By introducing the “P” notation, the Ministry of Education did make it clearer which credits were earned through private schools.  However, the Ministry still needs to keeping working on bring more clarity to which private school, the credit comes from. A renown institution  such as Upper Canada College or a high school credit mill as Toronto Collegiate Institute look the same on a transcript with the “P” notation. A possibility could be that instead of a P, the name of the school could appear on the transcript.

2. STANDARDIZED TESTING: SATs, subject tests

Like subject tests and SATs held in the United States, the idea of standardized testing could be considered as a way to eliminate credit-mills. A standardized test would discourage private schools from handing out marks easily. While the present marking system should continue to exist, universities can use the results from standardized testing to make a better judgement of the student’ performance (equally weighted?). SATs might not be needed to be introduced into the system since Ontario already has a Literacy test and EQAO to test students’ knowledge of English and Mathematics. However, subject tests can be introduced to test the knowledge of specific courses. This would encourage private schools to provide students with a quality education instead of simply handing out marks for the buck.

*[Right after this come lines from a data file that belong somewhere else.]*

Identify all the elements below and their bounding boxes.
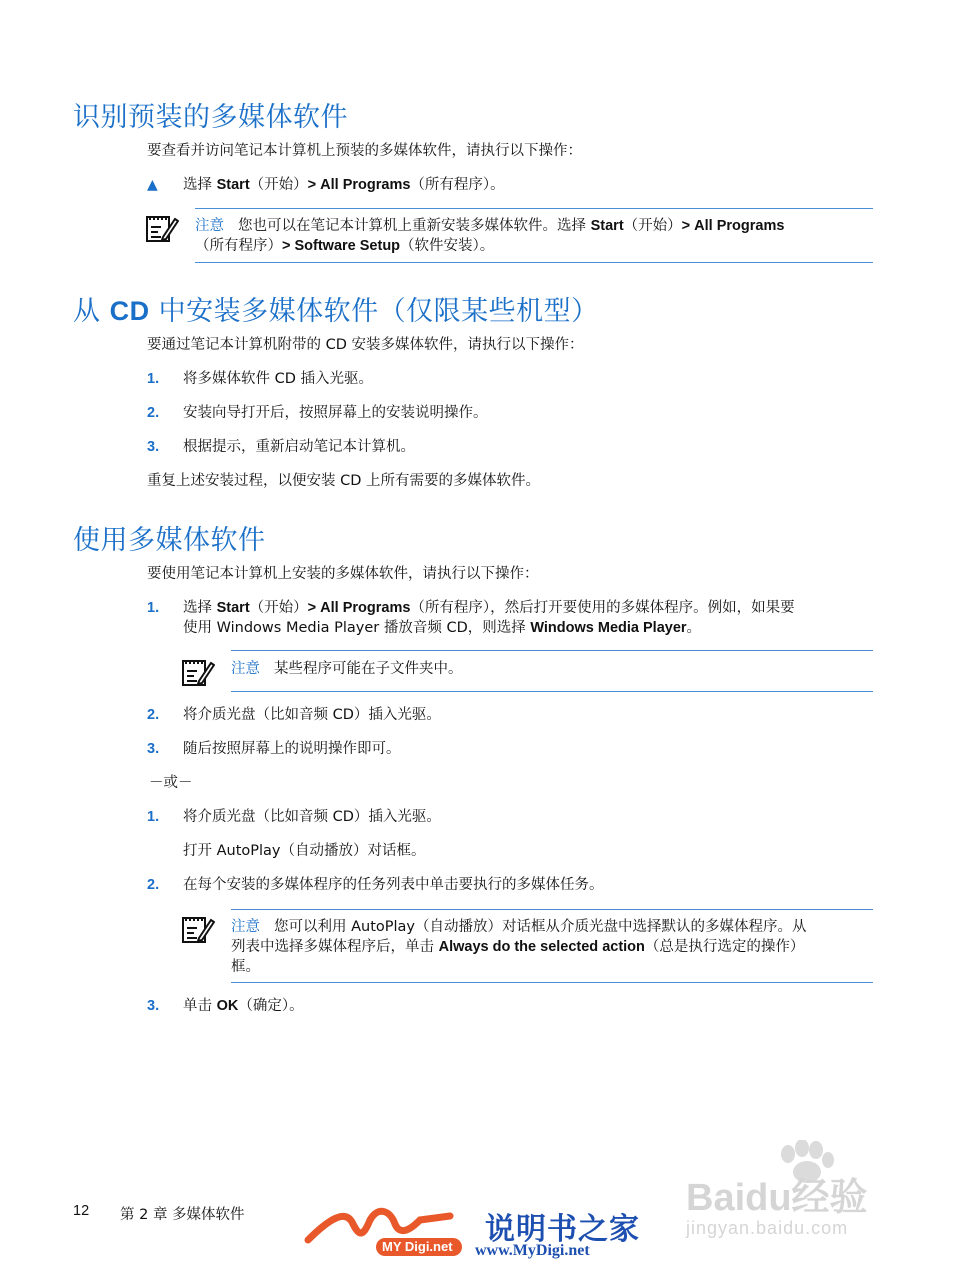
baidu-url: jingyan.baidu.com [686,1218,849,1238]
step-text: 在每个安装的多媒体程序的任务列表中单击要执行的多媒体任务。 [183,877,604,893]
step-text: 随后按照屏幕上的说明操作即可。 [183,741,401,757]
note-icon [181,912,215,944]
or-separator: －或－ [149,775,193,791]
note-line-1: 注意 您可以利用 AutoPlay（自动播放）对话框从介质光盘中选择默认的多媒体程序。从 [231,919,807,935]
step-text: 安装向导打开后，按照屏幕上的安装说明操作。 [183,405,488,421]
step-number: 2. [147,405,160,421]
section-title-preinstalled: 识别预装的多媒体软件 [73,102,348,133]
step-number: 1. [147,809,160,825]
note-icon [181,655,215,687]
chapter-label: 第 2 章 多媒体软件 [120,1207,245,1223]
step-number: 2. [147,707,160,723]
bullet-text: 选择 Start（开始）> All Programs（所有程序）。 [183,177,505,193]
step-number: 1. [147,371,160,387]
baidu-watermark [684,1140,914,1250]
note-line-3: 框。 [231,959,260,975]
mydigi-logo-text: MY Digi.net [382,1239,453,1254]
step-number: 3. [147,741,160,757]
step-text: 将介质光盘（比如音频 CD）插入光驱。 [183,809,441,825]
section-intro: 要通过笔记本计算机附带的 CD 安装多媒体软件，请执行以下操作： [147,337,584,353]
mydigi-watermark-logo [300,1200,660,1268]
step-text-line-1: 选择 Start（开始）> All Programs（所有程序），然后打开要使用的多媒体程序。例如，如果要 [183,600,795,616]
note-line-1: 注意 您也可以在笔记本计算机上重新安装多媒体软件。选择 Start（开始）> All Programs [195,218,785,234]
note-box [231,909,873,983]
note-text: 注意 某些程序可能在子文件夹中。 [231,661,463,677]
note-box [231,650,873,692]
mydigi-url: www.MyDigi.net [475,1242,590,1259]
bullet-triangle-icon: ▲ [147,177,158,193]
step-number: 1. [147,600,160,616]
step-number: 2. [147,877,160,893]
step-text: 将多媒体软件 CD 插入光驱。 [183,371,374,387]
step-number: 3. [147,998,160,1014]
section-intro: 要使用笔记本计算机上安装的多媒体软件，请执行以下操作： [147,566,539,582]
step-subtext: 打开 AutoPlay（自动播放）对话框。 [183,843,426,859]
note-line-2: 列表中选择多媒体程序后，单击 Always do the selected action（总是执行选定的操作） [231,939,805,955]
section-title-use-software: 使用多媒体软件 [73,525,266,556]
note-box [195,208,873,263]
page-number: 12 [73,1203,90,1219]
baidu-logo-text: Baidu经验 [686,1177,868,1219]
step-text-line-2: 使用 Windows Media Player 播放音频 CD，则选择 Windows Media Player。 [183,620,702,636]
note-icon [145,211,179,243]
step-text: 将介质光盘（比如音频 CD）插入光驱。 [183,707,441,723]
step-text: 根据提示，重新启动笔记本计算机。 [183,439,415,455]
note-line-2: （所有程序）> Software Setup（软件安装）。 [195,238,495,254]
section-intro: 要查看并访问笔记本计算机上预装的多媒体软件，请执行以下操作： [147,143,582,159]
step-text: 单击 OK（确定）。 [183,998,304,1014]
step-number: 3. [147,439,160,455]
section-title-install-cd: 从 CD 中安装多媒体软件（仅限某些机型） [73,296,599,327]
section-outro: 重复上述安装过程，以便安装 CD 上所有需要的多媒体软件。 [147,473,541,489]
mydigi-cn-text: 说明书之家 [485,1212,640,1247]
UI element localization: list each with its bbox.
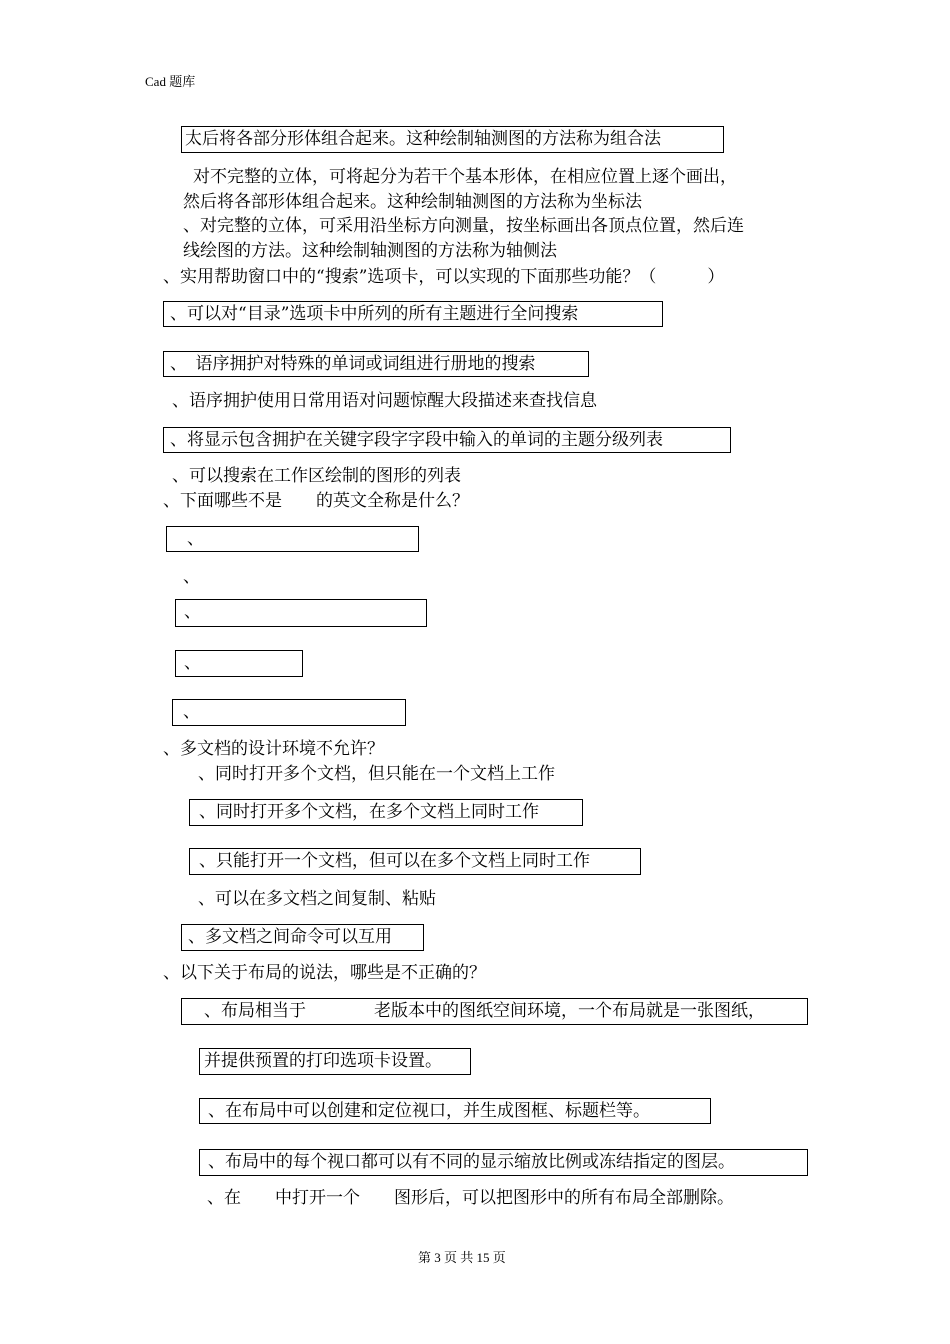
option-box: 、 xyxy=(175,599,427,627)
option-text: 、语序拥护使用日常用语对问题惊醒大段描述来查找信息 xyxy=(172,391,597,411)
question-4: 、以下关于布局的说法，哪些是不正确的？ xyxy=(163,963,486,983)
text-line: 然后将各部形体组合起来。这种绘制轴测图的方法称为坐标法 xyxy=(183,192,642,212)
text-line: 对不完整的立体，可将起分为若干个基本形体，在相应位置上逐个画出， xyxy=(193,167,737,187)
option-box: 、布局相当于 老版本中的图纸空间环境，一个布局就是一张图纸， xyxy=(181,998,808,1025)
option-text: 、可以搜索在工作区绘制的图形的列表 xyxy=(172,466,461,486)
question-2: 、下面哪些不是 的英文全称是什么？ xyxy=(163,491,469,511)
option-box: 、同时打开多个文档，在多个文档上同时工作 xyxy=(189,799,583,826)
option-text: 、可以在多文档之间复制、粘贴 xyxy=(198,889,436,909)
option-box: 、在布局中可以创建和定位视口，并生成图框、标题栏等。 xyxy=(199,1098,711,1124)
text-line: 线绘图的方法。这种绘制轴测图的方法称为轴侧法 xyxy=(183,241,557,261)
option-box: 、将显示包含拥护在关键字段字字段中输入的单词的主题分级列表 xyxy=(163,427,731,453)
option-text: 、在 中打开一个 图形后，可以把图形中的所有布局全部删除。 xyxy=(207,1188,734,1208)
option-box: 、只能打开一个文档，但可以在多个文档上同时工作 xyxy=(189,848,641,875)
option-box: 并提供预置的打印选项卡设置。 xyxy=(199,1048,471,1075)
page-footer: 第 3 页 共 15 页 xyxy=(418,1250,506,1265)
option-box: 、多文档之间命令可以互用 xyxy=(181,924,424,951)
page-header: Cad 题库 xyxy=(145,74,196,89)
question-1: 、实用帮助窗口中的“搜索”选项卡，可以实现的下面那些功能？（ ） xyxy=(163,267,725,287)
text-line: 、对完整的立体，可采用沿坐标方向测量，按坐标画出各顶点位置，然后连 xyxy=(183,216,744,236)
question-3: 、多文档的设计环境不允许？ xyxy=(163,739,384,759)
option-box: 、 语序拥护对特殊的单词或词组进行册地的搜索 xyxy=(163,351,589,377)
boxed-line: 太后将各部分形体组合起来。这种绘制轴测图的方法称为组合法 xyxy=(181,126,724,153)
option-box: 、布局中的每个视口都可以有不同的显示缩放比例或冻结指定的图层。 xyxy=(199,1149,808,1176)
option-text: 、 xyxy=(183,567,200,587)
option-text: 、同时打开多个文档，但只能在一个文档上工作 xyxy=(198,764,555,784)
option-box: 、 xyxy=(172,699,406,726)
option-box: 、 xyxy=(175,650,303,677)
option-box: 、可以对“目录”选项卡中所列的所有主题进行全问搜索 xyxy=(163,301,663,327)
option-box: 、 xyxy=(166,526,419,552)
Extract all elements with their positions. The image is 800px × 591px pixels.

3. More Inspections: a closer eye on private schools

The Ministry of Education should boost the frequency of provincial inspections. The inspections should not only deal with the health and safety of the learning environment but also the quality of learning presented at the school. They should monitor schools that are underperforming and have surprise visits. At present, there are 358 credit-granting private schools and only 28 “education officers” charged with inspecting the schools. At this ratio, the frequency of such visits will be really low. The Ministry of Education should try to find the resources, to hire more education officers. However, there remains one force, ever strong that can help: the Media. The Toronto Star press covered many articles last year on credit mills, uncovering the injustice happening. The media should continue exposing schools and the individuals behind this system to the world. Such actions will set a social incentive discouraging credit mills from conducting business ventures in the name of “private schools” in the fear of how society is going to judge them.

BOTTOM LINE: Credit Mills are a BAD thing.

Credit mills tell “you that you are smarter than you think” (TCI’s slogan).  Of course, you are smarter than you think that’s why you aren’t going to sacrifice your valuable education by attending such credit mills.